Quotient Rule. If $f$ and $g$ are differentiable then $((f(x))/(g(x)))'=(f'(x)g(x)-f(x)g'(x))/(g(x))^2$.

Proof.

Let $h(x)=(f(x))/(g(x))$ then $f(x)=h(x)g(x)$.

Differentiating both sides gives: $f'(x)=(h(x)g(x))'$ or using product rule $f'(x)=h(x)g'(x)+h'(x)g(x)$.

From this we have that $h'(x)=(f'(x)-h(x)g'(x))/(g(x))$.
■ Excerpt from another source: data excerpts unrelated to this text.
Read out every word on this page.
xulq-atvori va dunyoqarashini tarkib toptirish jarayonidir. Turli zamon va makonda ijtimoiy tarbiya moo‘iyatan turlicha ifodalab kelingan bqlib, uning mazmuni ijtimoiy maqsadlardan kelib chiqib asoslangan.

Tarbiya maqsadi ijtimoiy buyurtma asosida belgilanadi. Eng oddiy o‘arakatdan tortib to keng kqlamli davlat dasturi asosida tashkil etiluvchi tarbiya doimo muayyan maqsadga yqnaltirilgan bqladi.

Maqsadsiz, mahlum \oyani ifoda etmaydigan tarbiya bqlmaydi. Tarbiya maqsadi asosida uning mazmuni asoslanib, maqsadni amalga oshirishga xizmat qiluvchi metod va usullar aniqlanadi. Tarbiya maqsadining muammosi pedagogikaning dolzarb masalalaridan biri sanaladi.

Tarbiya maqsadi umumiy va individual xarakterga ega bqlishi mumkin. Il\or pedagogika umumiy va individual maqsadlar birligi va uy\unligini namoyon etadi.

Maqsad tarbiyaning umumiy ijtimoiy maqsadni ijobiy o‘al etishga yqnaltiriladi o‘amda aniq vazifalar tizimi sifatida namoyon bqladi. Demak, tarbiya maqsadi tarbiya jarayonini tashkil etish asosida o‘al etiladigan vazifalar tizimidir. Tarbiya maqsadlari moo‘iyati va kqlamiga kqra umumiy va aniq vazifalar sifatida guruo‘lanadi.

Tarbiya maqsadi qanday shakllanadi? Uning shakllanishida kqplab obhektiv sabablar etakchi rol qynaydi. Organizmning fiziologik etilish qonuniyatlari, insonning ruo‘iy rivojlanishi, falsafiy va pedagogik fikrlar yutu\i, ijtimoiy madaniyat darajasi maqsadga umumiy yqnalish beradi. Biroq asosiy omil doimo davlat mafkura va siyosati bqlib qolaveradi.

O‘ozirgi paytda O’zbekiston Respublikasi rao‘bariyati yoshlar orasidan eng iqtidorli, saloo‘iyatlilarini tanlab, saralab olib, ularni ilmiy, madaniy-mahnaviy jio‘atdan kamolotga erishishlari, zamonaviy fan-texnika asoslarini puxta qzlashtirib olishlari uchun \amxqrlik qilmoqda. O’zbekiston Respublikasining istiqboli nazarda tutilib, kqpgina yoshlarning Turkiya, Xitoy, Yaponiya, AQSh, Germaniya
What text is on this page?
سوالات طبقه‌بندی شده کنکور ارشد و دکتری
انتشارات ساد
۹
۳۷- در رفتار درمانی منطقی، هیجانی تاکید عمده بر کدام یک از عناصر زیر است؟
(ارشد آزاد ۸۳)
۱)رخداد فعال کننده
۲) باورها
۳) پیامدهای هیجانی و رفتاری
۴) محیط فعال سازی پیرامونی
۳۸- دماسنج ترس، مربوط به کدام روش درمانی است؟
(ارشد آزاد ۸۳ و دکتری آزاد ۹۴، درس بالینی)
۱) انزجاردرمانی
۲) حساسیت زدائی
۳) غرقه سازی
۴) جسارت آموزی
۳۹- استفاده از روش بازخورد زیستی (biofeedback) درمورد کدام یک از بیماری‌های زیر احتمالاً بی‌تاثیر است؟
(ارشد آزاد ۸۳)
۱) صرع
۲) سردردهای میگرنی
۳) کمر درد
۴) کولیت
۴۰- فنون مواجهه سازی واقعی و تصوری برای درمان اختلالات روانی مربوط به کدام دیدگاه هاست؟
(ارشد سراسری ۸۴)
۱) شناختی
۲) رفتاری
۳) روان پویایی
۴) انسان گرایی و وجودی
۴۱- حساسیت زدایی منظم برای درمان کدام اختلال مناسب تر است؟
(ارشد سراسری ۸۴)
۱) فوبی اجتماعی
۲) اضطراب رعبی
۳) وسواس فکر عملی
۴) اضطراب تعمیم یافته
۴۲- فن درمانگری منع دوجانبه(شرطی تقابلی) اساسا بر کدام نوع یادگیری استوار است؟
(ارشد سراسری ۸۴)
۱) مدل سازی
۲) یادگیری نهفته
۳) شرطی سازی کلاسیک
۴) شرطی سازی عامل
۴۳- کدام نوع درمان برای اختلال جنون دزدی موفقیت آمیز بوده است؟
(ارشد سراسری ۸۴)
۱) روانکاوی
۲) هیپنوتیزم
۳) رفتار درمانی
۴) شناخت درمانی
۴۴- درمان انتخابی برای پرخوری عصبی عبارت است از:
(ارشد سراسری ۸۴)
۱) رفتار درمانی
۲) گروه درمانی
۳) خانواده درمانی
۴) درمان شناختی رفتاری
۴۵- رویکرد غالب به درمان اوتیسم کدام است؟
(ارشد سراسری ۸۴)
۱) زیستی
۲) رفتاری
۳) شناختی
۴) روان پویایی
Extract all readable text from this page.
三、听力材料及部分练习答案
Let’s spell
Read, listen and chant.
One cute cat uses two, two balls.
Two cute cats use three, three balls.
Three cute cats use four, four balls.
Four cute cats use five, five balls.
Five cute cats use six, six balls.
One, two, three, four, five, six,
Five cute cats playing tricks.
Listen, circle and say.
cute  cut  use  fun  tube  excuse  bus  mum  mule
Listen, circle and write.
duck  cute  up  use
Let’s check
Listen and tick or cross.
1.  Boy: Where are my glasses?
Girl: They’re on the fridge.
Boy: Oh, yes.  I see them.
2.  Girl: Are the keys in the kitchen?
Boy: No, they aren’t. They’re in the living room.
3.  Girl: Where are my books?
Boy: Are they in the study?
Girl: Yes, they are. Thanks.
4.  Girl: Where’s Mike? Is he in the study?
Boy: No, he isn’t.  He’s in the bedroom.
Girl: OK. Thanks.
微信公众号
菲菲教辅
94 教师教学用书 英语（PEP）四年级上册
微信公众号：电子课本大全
Remembering that $h(x)=(f(x))/(g(x))$ we can rewrite last identity as $((f(x))/(g(x)))'=(f'(x)-(f(x))/(g(x))g'(x))/(g(x))$ or $((f(x))/(g(x)))'=(f'(x)g(x)-f(x)g'(x))/(g(x))^2$.

Example 1. Find derivative of $f(x)=(e^x)/(x^3+x)$ .

$f'(x)=((e^x)/(x^3+x))'=((e^x)'(x^3+x)-e^x(x^3+x)')/(x^3+x)^2=(e^x(x^3+x)-e^x(3x^2+1))/(x^3+x)^2=$

$=(e^x(x^3-3x^2+x-1))/(x^3+x)^2$.

Example 2. Find derivative of $f(t)=(t^5+1)/t^3$

$f'(t)=((t^5+1)/(t^3))'=((t^5+1)'t^3-(t^5+1)(t^3)')/(t^3)^2=(5t^4t^3-(t^5+1)*3t^2)/t^6=$

$=(5t^7-3t^7-3t^2)/(t^6)=(2t^7-3t^2)/(t^6)=2t-3/t^4$

Note, however that Example 2 can be used without quotient rule. Since $(t^5+1)/t^3=t^2+1/t^3=t^2+t^(-3)$ then

$f'(t)=2t^(2-1)-3t^(-3-1)=2t-3t^(-4)=2t-3/t^4$ .

Example 2 showed that first you need to look at the function and make sure that quotient rule is the only way to find derivative (like in Example 1).

General advice is not to use quotient rule every time you see quotient. It is rather hard technique and if there are other ways to find derivative, use them.